Damals zeigte die Entwicklung noch in eine ganz andere Richtung. Da hoffte man noch, dass Deutschland in absehbarer Zeit eine Inzidenz von unter 50 erreichen würde. Auf dem Papier stand da, dass es ab dem 22. März Öffnungen bei der Außengastronomie, Theatern, Konzert- und Opernhäusern, Kinos und Fitnessstudios geben soll.

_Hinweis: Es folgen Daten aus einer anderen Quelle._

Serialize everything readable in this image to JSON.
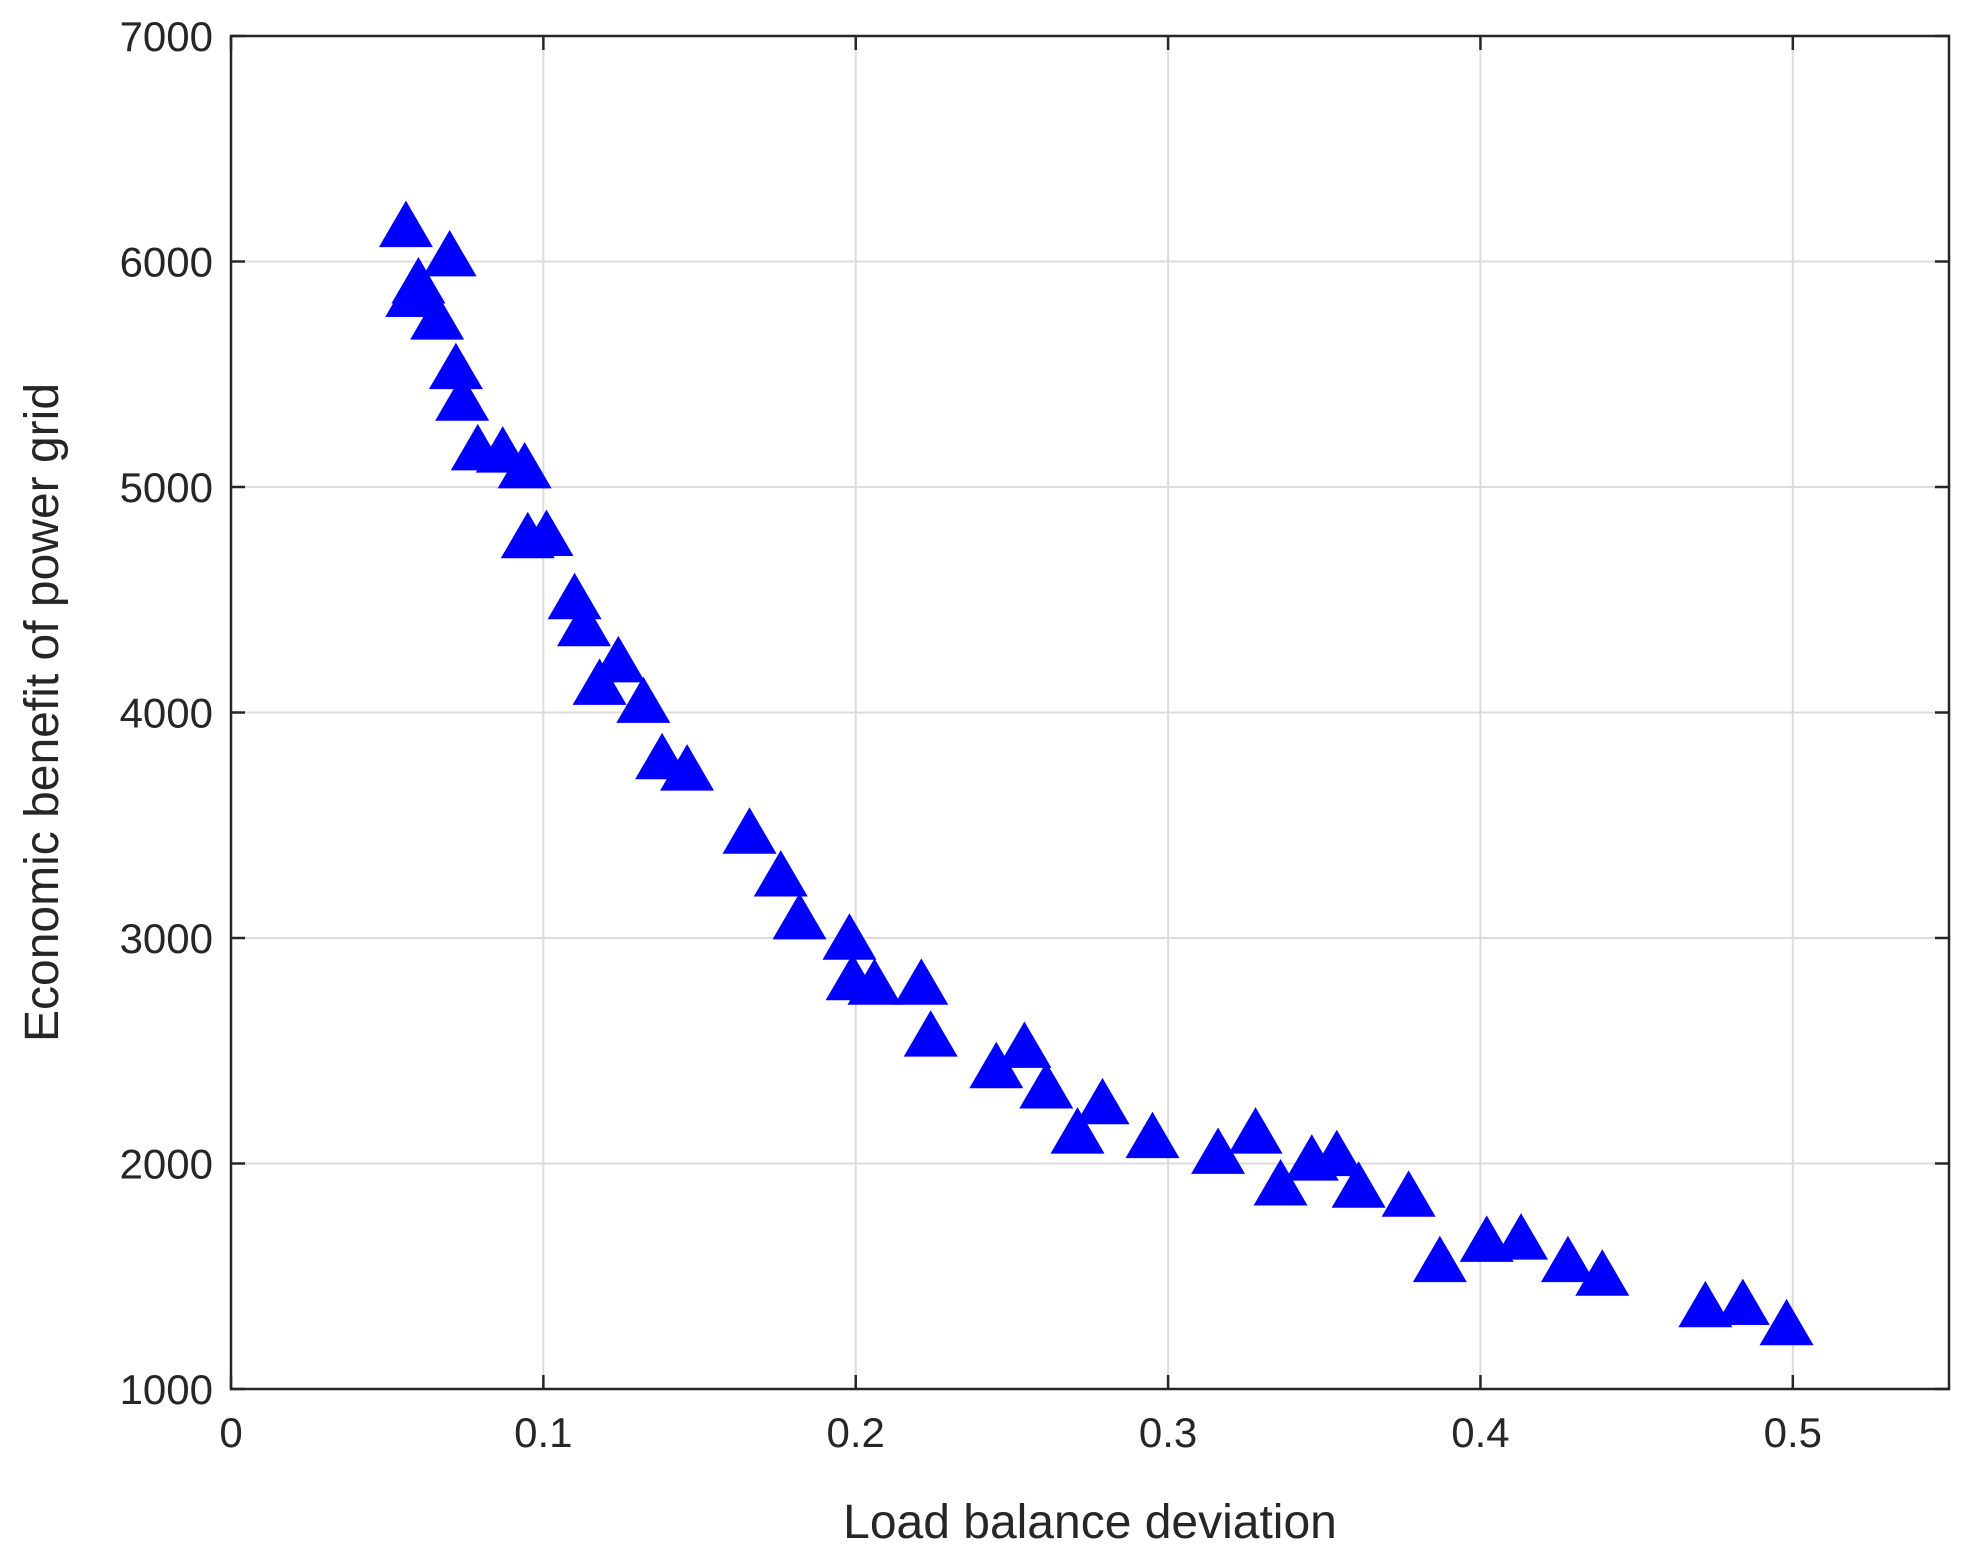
{
  "chart_data": {
    "type": "scatter",
    "xlabel": "Load balance deviation",
    "ylabel": "Economic benefit of power grid",
    "xlim": [
      0,
      0.55
    ],
    "ylim": [
      1000,
      7000
    ],
    "xticks": [
      "0",
      "0.1",
      "0.2",
      "0.3",
      "0.4",
      "0.5"
    ],
    "xtick_values": [
      0,
      0.1,
      0.2,
      0.3,
      0.4,
      0.5
    ],
    "yticks": [
      "1000",
      "2000",
      "3000",
      "4000",
      "5000",
      "6000",
      "7000"
    ],
    "ytick_values": [
      1000,
      2000,
      3000,
      4000,
      5000,
      6000,
      7000
    ],
    "grid": true,
    "marker": "triangle-up",
    "marker_color": "#0000ff",
    "series": [
      {
        "points": [
          [
            0.056,
            6150
          ],
          [
            0.07,
            6020
          ],
          [
            0.06,
            5900
          ],
          [
            0.058,
            5840
          ],
          [
            0.066,
            5740
          ],
          [
            0.072,
            5520
          ],
          [
            0.074,
            5380
          ],
          [
            0.079,
            5160
          ],
          [
            0.087,
            5150
          ],
          [
            0.094,
            5080
          ],
          [
            0.095,
            4770
          ],
          [
            0.101,
            4780
          ],
          [
            0.11,
            4500
          ],
          [
            0.113,
            4380
          ],
          [
            0.124,
            4220
          ],
          [
            0.118,
            4120
          ],
          [
            0.132,
            4040
          ],
          [
            0.138,
            3790
          ],
          [
            0.146,
            3740
          ],
          [
            0.166,
            3460
          ],
          [
            0.176,
            3270
          ],
          [
            0.182,
            3080
          ],
          [
            0.198,
            2990
          ],
          [
            0.199,
            2810
          ],
          [
            0.206,
            2790
          ],
          [
            0.221,
            2790
          ],
          [
            0.224,
            2560
          ],
          [
            0.245,
            2420
          ],
          [
            0.254,
            2510
          ],
          [
            0.261,
            2330
          ],
          [
            0.271,
            2130
          ],
          [
            0.279,
            2260
          ],
          [
            0.295,
            2110
          ],
          [
            0.316,
            2040
          ],
          [
            0.328,
            2130
          ],
          [
            0.336,
            1900
          ],
          [
            0.346,
            2010
          ],
          [
            0.354,
            2030
          ],
          [
            0.361,
            1890
          ],
          [
            0.377,
            1850
          ],
          [
            0.387,
            1560
          ],
          [
            0.402,
            1650
          ],
          [
            0.413,
            1660
          ],
          [
            0.428,
            1560
          ],
          [
            0.439,
            1500
          ],
          [
            0.472,
            1360
          ],
          [
            0.484,
            1370
          ],
          [
            0.498,
            1280
          ]
        ]
      }
    ]
  }
}
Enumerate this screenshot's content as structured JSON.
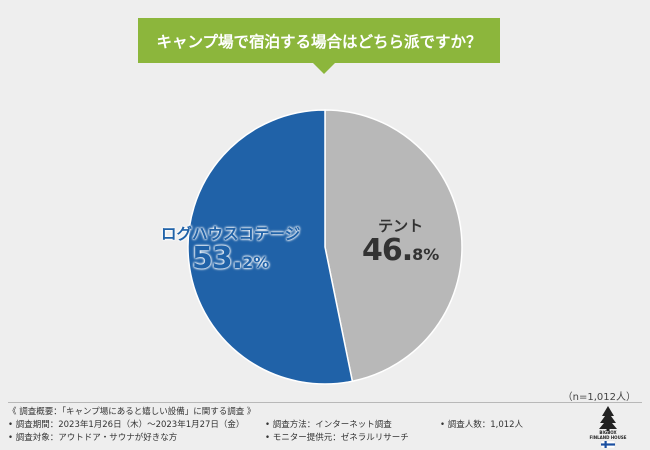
{
  "title": "キャンプ場で宿泊する場合はどちら派ですか？",
  "colors": {
    "banner": "#8cb63c",
    "log_house": "#2062a8",
    "tent": "#b8b8b8",
    "background": "#eeeeee"
  },
  "chart_data": {
    "type": "pie",
    "slices": [
      {
        "label": "テント",
        "value": 46.8,
        "pct_main": "46.",
        "pct_tail": "8%",
        "color": "#b8b8b8",
        "text_color": "#333333"
      },
      {
        "label": "ログハウスコテージ",
        "value": 53.2,
        "pct_main": "53.",
        "pct_tail": "2%",
        "color": "#2062a8",
        "text_color": "#2062a8"
      }
    ]
  },
  "sample_note": "（n=1,012人）",
  "footer": {
    "overview": "《 調査概要：「キャンプ場にあると嬉しい設備」に関する調査 》",
    "period": "• 調査期間：2023年1月26日（木）～2023年1月27日（金）",
    "target": "• 調査対象：アウトドア・サウナが好きな方",
    "method": "• 調査方法：インターネット調査",
    "provider": "• モニター提供元：ゼネラルリサーチ",
    "count": "• 調査人数：1,012人"
  },
  "logo": {
    "line1": "BIGBOX",
    "line2": "FINLAND HOUSE"
  }
}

Doch es kam anders. Knapp drei Wochen später liegt die Zahl der gemeldeten Neuinfektionen pro 100.000 Einwohner in sieben Tagen laut RKI bei 99,9. Statt Lockerungsüberlegungen lautet die Frage nun wohl eher: Wie hart wird die Notbremse ausfallen? Welche Öffnungen müssen zurückgenommen werden?
Blickt man nach Hamburg, so bekommt man eine Ahnung, welche Verschärfungen es auch in anderen Landesteilen bald geben könnte. Hier zog der rot-grüne Senat am Freitag die Notbremse nachdem die Sieben-Tage-Inzidenz die 100 überschritten hatte. Am Samstag stieg sie auf 115,3.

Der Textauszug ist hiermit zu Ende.